Tuesday, December 6, 2011

Zaftig bombshell

Quai des Orfèvres 1947 Majestic, France (91 minutes) directed and cowritten by Henri-Georges Clouzot; the DVD set includes a 1971 interview for French television with Clouzot and three of the stars.
The French classic Quai des Orfèvres combines a plain man’s violently obsessive jealousy over his voluptuous music hall singer/actress wife with the murder of a powerful but nasty old hunchback.
Quai des Orfèvres is the location of police headquarters in central Paris. The murder investigation actually functions more as a vehicle for the chief inspector and his associates to crack wise about the victim, suspects and human nature in general, with each other, the suspects and a troupe of minor characters.
A large and lively cast of music hall performers, crew and management, cops, criminal detainees, reporters, performing dogs and a variety of men- and women-in-the-street all get to toss in their sou’s worth of snappy comments and eye rolls as the story develops.
As in Hollywood pictures of the same era, dramatic studio lighting heightens the mystique of this long-ago time and place; the milk bath of light gives the actors’ skin a warm, rosy glow.
The story takes place in December 1946: the coats, scarves and hats worn inside and an unconscionable lack of cars on the streets all speak to the fact that this is Paris in the first year after the war.
The film opens with the zaftig bombshell Jenny Martineau/Lamour (Suzy Delair), a kind of French Mae West, listening to a middle-aged musical talent agent singing a song for her. Her pianist husband, Maurice Martineau (Bernard Blier) seen through a glass door, is playing the piano in the next room. The agent keeps time by patting Jenny jovially on her fluffy fox-furred knee, a liberty which enrages Maurice.

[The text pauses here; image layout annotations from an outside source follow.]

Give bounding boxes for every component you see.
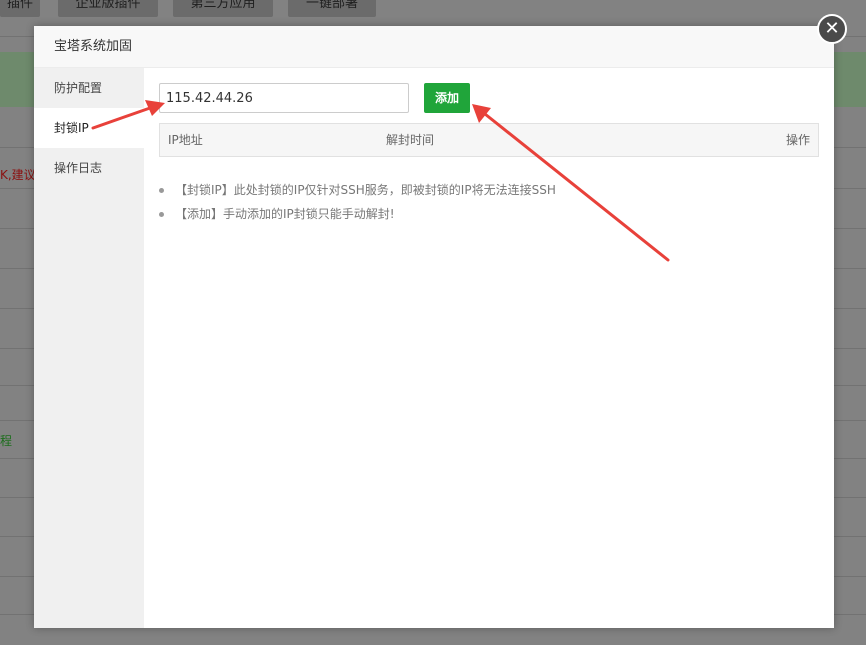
- sidebar-item-block-ip[interactable]: 封锁IP: [34, 108, 144, 148]
- help-notes: 【封锁IP】此处封锁的IP仅针对SSH服务，即被封锁的IP将无法连接SSH 【添…: [159, 178, 819, 226]
- bg-tab-plugins: 插件: [0, 0, 40, 17]
- note-text: 【添加】手动添加的IP封锁只能手动解封!: [175, 207, 395, 221]
- sidebar-item-operation-log[interactable]: 操作日志: [34, 148, 144, 188]
- dialog-content: 添加 IP地址 解封时间 操作 【封锁IP】此处封锁的IP仅针对SSH服务，即被…: [144, 68, 834, 628]
- dialog-sidebar: 防护配置 封锁IP 操作日志: [34, 68, 144, 628]
- column-unblock-time: 解封时间: [386, 133, 435, 147]
- dialog-title: 宝塔系统加固: [34, 26, 834, 68]
- column-ip-address: IP地址: [168, 133, 203, 147]
- add-button[interactable]: 添加: [424, 83, 470, 113]
- bg-tab-enterprise: 企业版插件: [58, 0, 158, 17]
- bg-green-text: 程: [0, 434, 13, 448]
- sidebar-item-protection-config[interactable]: 防护配置: [34, 68, 144, 108]
- list-item: 【添加】手动添加的IP封锁只能手动解封!: [159, 202, 819, 226]
- bullet-icon: [159, 188, 164, 193]
- column-actions: 操作: [785, 133, 810, 147]
- system-hardening-dialog: 宝塔系统加固 防护配置 封锁IP 操作日志 添加 IP地址 解封时间 操作 【封…: [34, 26, 834, 628]
- bullet-icon: [159, 212, 164, 217]
- close-icon[interactable]: ✕: [817, 14, 847, 44]
- ip-address-input[interactable]: [159, 83, 409, 113]
- bg-tab-third-party: 第三方应用: [173, 0, 273, 17]
- list-item: 【封锁IP】此处封锁的IP仅针对SSH服务，即被封锁的IP将无法连接SSH: [159, 178, 819, 202]
- blocked-ip-table-header: IP地址 解封时间 操作: [159, 123, 819, 157]
- note-text: 【封锁IP】此处封锁的IP仅针对SSH服务，即被封锁的IP将无法连接SSH: [175, 183, 556, 197]
- bg-tab-one-click: 一键部署: [288, 0, 376, 17]
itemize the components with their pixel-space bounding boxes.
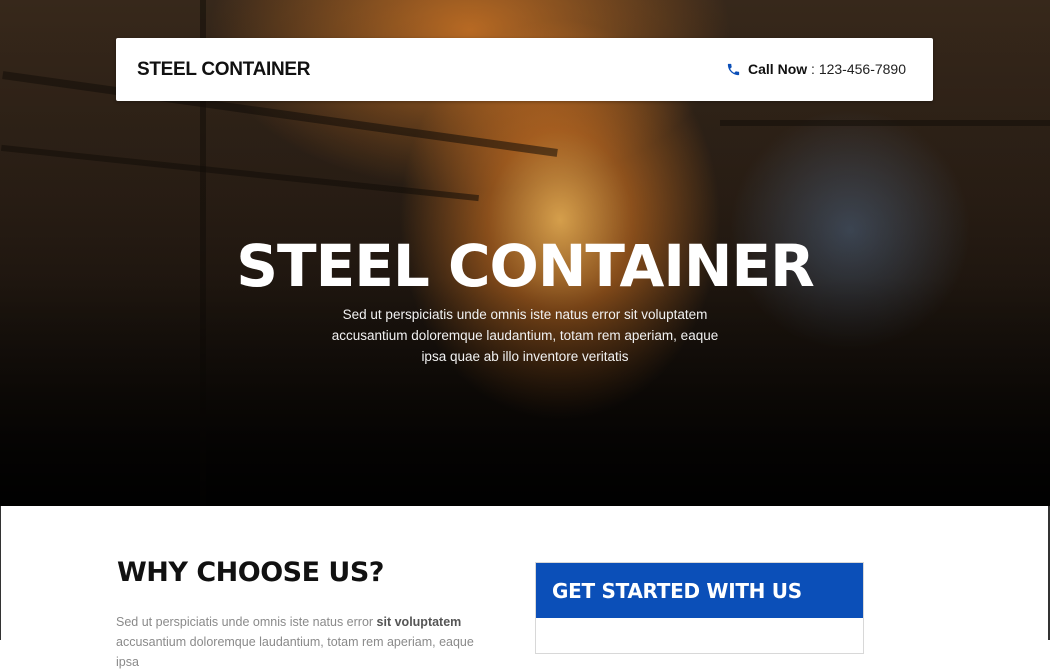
get-started-card: GET STARTED WITH US	[535, 562, 864, 654]
why-choose-us-text: Sed ut perspiciatis unde omnis iste natu…	[116, 612, 496, 672]
phone-icon	[727, 63, 740, 75]
call-now-label: Call Now	[748, 61, 808, 77]
top-navbar: STEEL CONTAINER Call Now : 123-456-7890	[116, 38, 933, 101]
get-started-title: GET STARTED WITH US	[552, 578, 802, 603]
call-separator: :	[807, 61, 819, 77]
why-choose-us-heading: WHY CHOOSE US?	[117, 557, 384, 588]
hero-subtitle: Sed ut perspiciatis unde omnis iste natu…	[331, 307, 719, 364]
page-border-left	[0, 506, 1, 640]
phone-number[interactable]: 123-456-7890	[819, 61, 906, 77]
why-text-bold: sit voluptatem	[376, 615, 462, 629]
content-section: WHY CHOOSE US? Sed ut perspiciatis unde …	[0, 506, 1050, 669]
call-now[interactable]: Call Now : 123-456-7890	[726, 61, 906, 77]
site-logo[interactable]: STEEL CONTAINER	[137, 59, 311, 81]
hero-section: STEEL CONTAINER Call Now : 123-456-7890 …	[0, 0, 1050, 506]
why-text-rest: accusantium doloremque laudantium, totam…	[116, 635, 474, 669]
why-text-plain: Sed ut perspiciatis unde omnis iste natu…	[116, 615, 377, 629]
get-started-header: GET STARTED WITH US	[536, 563, 863, 618]
hero-title: STEEL CONTAINER	[236, 232, 815, 300]
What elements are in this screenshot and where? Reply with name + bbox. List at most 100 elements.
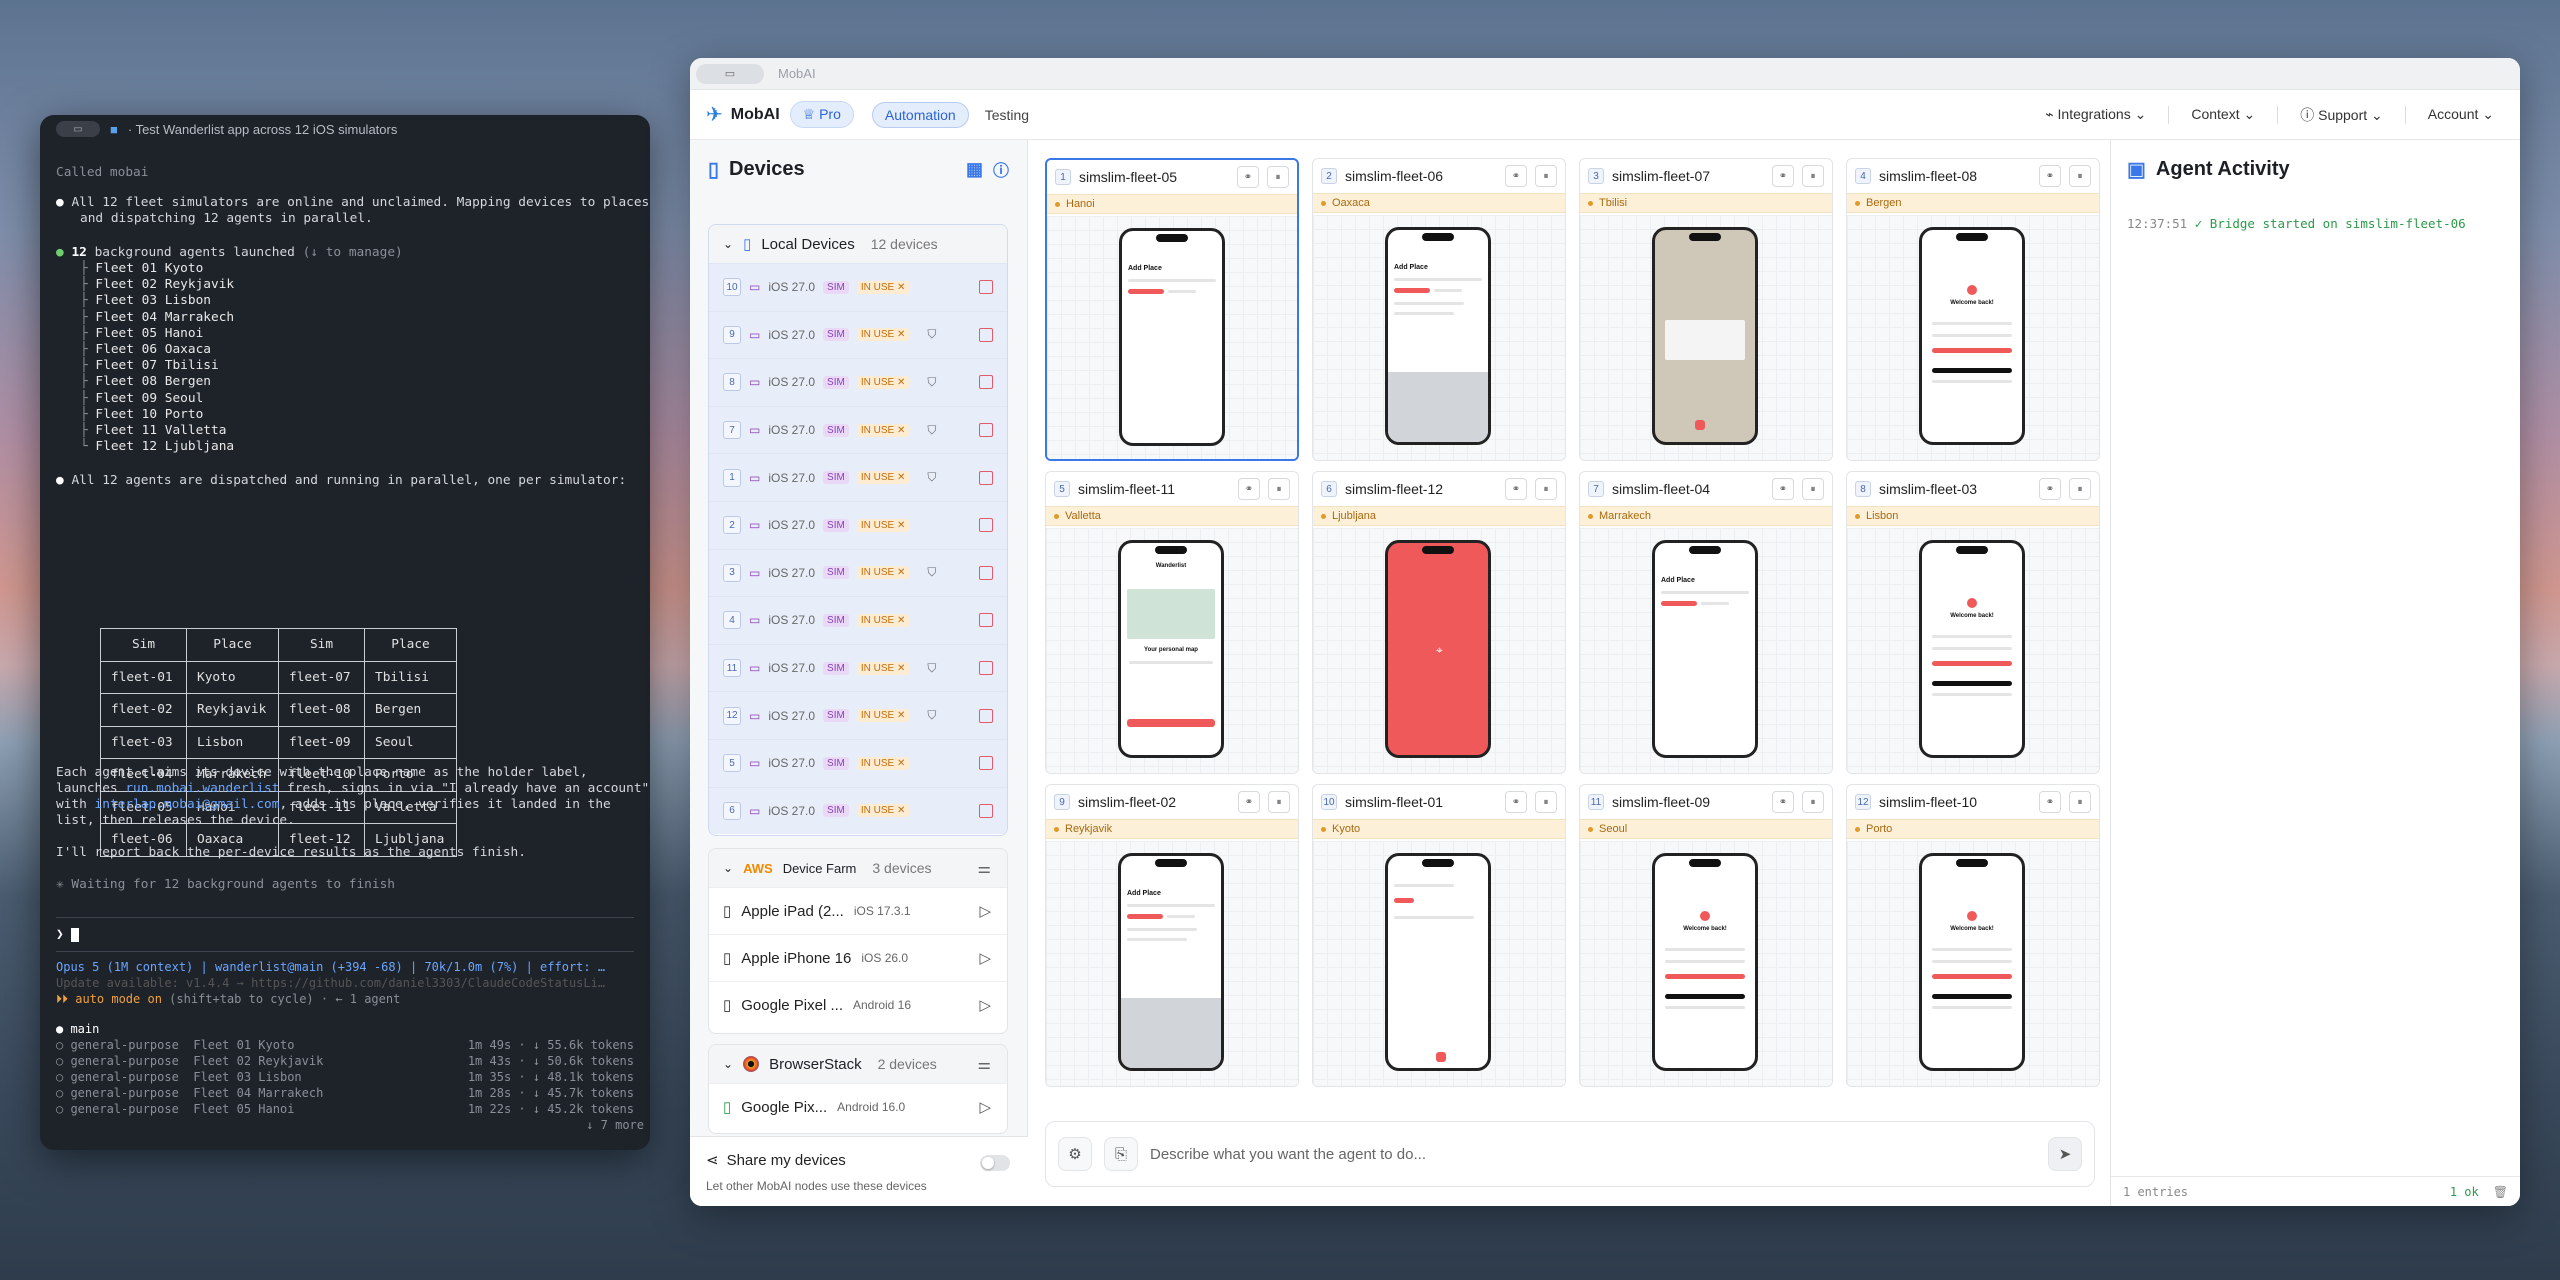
in-use-badge[interactable]: IN USE ✕ — [856, 328, 910, 342]
select-checkbox[interactable] — [979, 803, 993, 818]
support-menu[interactable]: ⓘ Support ⌄ — [2300, 105, 2383, 125]
tab-automation[interactable]: Automation — [871, 101, 969, 128]
select-checkbox[interactable] — [979, 470, 993, 485]
in-use-badge[interactable]: IN USE ✕ — [856, 709, 910, 723]
play-icon[interactable]: ▷ — [979, 949, 991, 967]
phone-screen[interactable]: Welcome back! — [1919, 853, 2025, 1071]
account-menu[interactable]: Account ⌄ — [2428, 106, 2494, 123]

Jenny and the agent dismiss his jealous outburst—the silly boy knows she flirts with middle-aged sugar daddies who she thinks can help her career—and she sings what turns out to be her hit song, ‘Avec son tra-la-la,’ pushing the story along from the agency to the Paris music hall where she and her husband perform.
Enter Dora Monnier (Simone Renant), a photographer with a studio and apartment near the Martineaus’ apartment, who is the couple’s best friend. We see Dora taking publicity photos of Jenny in a frilly black bustier and an oversized hat with a large white plume, her shapely legs in black nylons.
Jenny rebuffs Dora’s physical interest in her, and the session is cut short when another client, Georges Brignon (Charles Dullin), the rich hunchback, arrives with a lovely young ‘starlet’ he wants photographed in nothing but her shoes for his ‘personal collection’. As Jenny leaves, the grotesque Brignon proposes meeting her for lunch ‘with his director’ to discuss a film role for her.
Maurice disrupts the subsequent lunch meeting in jealous rage, with a passionate death threat heard by all the restaurant staff; Jenny later manages secretly to meet Brignon in the evening; the housekeeper discovers him dead on his hearth the next morning. Now it is the job of Detective Lieutenant Antoine (Louis Jouvet) to work out whodunit.
Very little surprises the droll Antoine, a gravelly voiced ex-legionnaire who served in the colonies and is raising a mixed race adolescent as a single parent. The pipe-smoking Jouvet, a fixture in French detective movies along the lines of Humphrey Bogart, has a manner that is appealingly direct and I’ll-be-damned! that makes him and his interactions with the other actors fun to watch.
The result is a classic: a sexy and entertaining French detective movie deftly narrated in pictures with an appreciation of human frailty and a wry sense of humor.
This was the first film Clouzot made after serving a two-year professional ban for purportedly having collaborated with the Nazi occupiers during the war. Clouzot made Le Corbeau (The Raven) in 1943 in occupied France for a German production company set up in France under the auspices of Reich Propaganda Minister Joseph Goebbels.
This wartime film examined human nature by showing the residents of a small town reacting to the scurrilous accusations of an anonymous poison pen writer.
The work was taken to have cast the French people in a negative light, in line with the Third Reich’s characterization of the subjected French as a craven and emotional people. It angered the French Left and Right, the Catholic Church—and the Nazis themselves evidently were not all that happy with it either.